Let's recap. About halfway into the episode, fleeing the big climactic brawl mandatory of all superhero shows, She-Hulk leaps through the fourth wall into the series' writers' room. Huh! She chastises them for their cliched storytelling ("the bad guy steals my blood in order to give himself superpowers… where did you come up with that original idea? Was that from every other superhero story, ever?") and her own diminished agency (who wants to be saved by their similarly large, green cousin? Why aren't women heroes afforded the same strength as their male counterparts?) 

Turns out her ire is in the wrong place: this is the climax “Kevin” wants. Now clued into the meta of it all, we obviously expect the human form of Kevin Feige, the MCU's famous head honcho. Instead, we get a HAL 9000-style mechanical AI, K.E.V.I.N., housed in the bowels of the Disney offices, his (it's?) narrative ideas dictated by a clinical algorithm — an interpretation that Feige would've presumably signed off on.

In the following back-and-forth, they dialogue about the financial costs of CGI production, amid heightened awareness around the plight of special effects artists and larger scrutiny on the quality of CG in She-Hulk itself. She-Hulk, now in human form, scolds K.E.V.I.N. for the MCU's favourite emotional crutch: daddy issues. The MCU's lack of sex, another oft-wielded critique of the franchise at large, gets a line ("historically we've been light in that department," K.E.V.I.N. robotically intimates). Most of all: the MCU is deeply formulaic. Why should She-Hulk be, too?

Fans across social media tweeted and posted their gleeful surprise. Did they really just dedicate half of a popular series' finale to… self-effacing in-jokes? Not aimed at She-Hulk, but the Marvel Cinematic Universe itself, that ever-expanding monolith broadly criticised for its structural repetitiveness? Credit where it's due: the writing's fun, it's a risky way to bow out and, taken on face value, could win a curmudgeonly Marvel agonostic (read: me) over. If Marvel ever does succeed, it's when franchise creators are given as much creative freedom as possible, and you don't get a much more literal example of artistic license than a finale that, well, takes on the MCU's lacking creativity.

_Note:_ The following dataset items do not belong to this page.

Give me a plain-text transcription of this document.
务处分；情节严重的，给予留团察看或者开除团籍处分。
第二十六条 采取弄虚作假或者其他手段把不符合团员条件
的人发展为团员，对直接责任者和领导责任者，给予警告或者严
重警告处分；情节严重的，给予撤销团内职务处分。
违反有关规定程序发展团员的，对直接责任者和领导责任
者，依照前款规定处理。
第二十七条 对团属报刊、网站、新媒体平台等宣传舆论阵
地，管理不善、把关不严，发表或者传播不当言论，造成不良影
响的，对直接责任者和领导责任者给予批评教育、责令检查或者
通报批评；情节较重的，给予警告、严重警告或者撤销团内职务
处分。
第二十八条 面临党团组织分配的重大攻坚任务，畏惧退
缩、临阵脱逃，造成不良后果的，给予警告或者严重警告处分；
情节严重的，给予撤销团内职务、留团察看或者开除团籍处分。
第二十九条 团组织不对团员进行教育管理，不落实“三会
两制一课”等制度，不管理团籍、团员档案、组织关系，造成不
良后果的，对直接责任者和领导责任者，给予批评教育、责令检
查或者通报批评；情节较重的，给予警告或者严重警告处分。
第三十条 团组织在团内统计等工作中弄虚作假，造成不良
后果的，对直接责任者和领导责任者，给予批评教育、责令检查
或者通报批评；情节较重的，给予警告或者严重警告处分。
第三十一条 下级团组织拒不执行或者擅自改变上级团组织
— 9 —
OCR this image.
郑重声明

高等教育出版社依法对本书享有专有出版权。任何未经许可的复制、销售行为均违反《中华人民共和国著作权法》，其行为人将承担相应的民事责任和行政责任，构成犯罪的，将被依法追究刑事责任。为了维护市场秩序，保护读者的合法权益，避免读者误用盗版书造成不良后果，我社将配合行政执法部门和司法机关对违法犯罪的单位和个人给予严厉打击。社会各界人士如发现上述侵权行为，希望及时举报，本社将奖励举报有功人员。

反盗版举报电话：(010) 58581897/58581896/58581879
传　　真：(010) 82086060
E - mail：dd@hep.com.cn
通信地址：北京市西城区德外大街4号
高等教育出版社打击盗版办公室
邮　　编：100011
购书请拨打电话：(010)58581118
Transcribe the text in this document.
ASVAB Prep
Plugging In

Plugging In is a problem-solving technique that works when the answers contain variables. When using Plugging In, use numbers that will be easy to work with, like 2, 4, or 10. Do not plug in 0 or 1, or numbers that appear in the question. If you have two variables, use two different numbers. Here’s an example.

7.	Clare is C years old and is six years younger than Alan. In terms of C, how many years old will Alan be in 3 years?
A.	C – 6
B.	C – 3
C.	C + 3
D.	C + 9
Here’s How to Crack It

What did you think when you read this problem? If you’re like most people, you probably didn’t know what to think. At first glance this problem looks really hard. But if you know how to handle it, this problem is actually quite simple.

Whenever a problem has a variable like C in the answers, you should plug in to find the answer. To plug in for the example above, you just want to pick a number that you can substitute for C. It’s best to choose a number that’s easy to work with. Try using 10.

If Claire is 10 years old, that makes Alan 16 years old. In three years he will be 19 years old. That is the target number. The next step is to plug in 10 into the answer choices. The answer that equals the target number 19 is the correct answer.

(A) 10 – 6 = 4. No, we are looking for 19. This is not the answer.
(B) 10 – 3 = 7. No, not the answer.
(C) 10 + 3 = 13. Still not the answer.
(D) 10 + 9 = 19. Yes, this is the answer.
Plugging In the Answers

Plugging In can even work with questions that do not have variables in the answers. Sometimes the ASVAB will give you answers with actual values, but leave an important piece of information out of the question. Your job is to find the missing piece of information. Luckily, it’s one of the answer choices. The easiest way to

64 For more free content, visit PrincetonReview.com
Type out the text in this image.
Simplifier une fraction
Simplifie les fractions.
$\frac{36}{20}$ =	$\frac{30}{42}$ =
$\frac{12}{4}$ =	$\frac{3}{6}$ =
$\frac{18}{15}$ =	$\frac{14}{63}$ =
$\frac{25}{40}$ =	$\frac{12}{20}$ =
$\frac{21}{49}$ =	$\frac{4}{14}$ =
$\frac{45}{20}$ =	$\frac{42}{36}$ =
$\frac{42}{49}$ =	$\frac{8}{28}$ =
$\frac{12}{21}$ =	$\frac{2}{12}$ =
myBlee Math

Breath of fresh air so it is, it's still akin to the crown-approved jester playing to the court. You relish in the meta of it all, the (fundamentally safe) jokes at the expense of the Feige throne, but will Marvel actually learn from any of the soft criticisms the finale engages in? Probably not. K.E.V.I.N., after all, is another familiar cameo. Marvel movies will continue to structurally replicate one another. And it feels a little tone-deaf to tacitly acknowledge the criticisms of the show's effects, knowing the working conditions that allegedly undergird them. In truth, a finale so apparently self-immolating doesn't speak to any emerging vulnerability in the Marvel machine, but its unending dominance. It's certainly a hoot to see the creators take on Marvel's foibles from the inside, but it's hard to shake the sense of a mirage.

She-Hulk is now streaming in full on Disney+.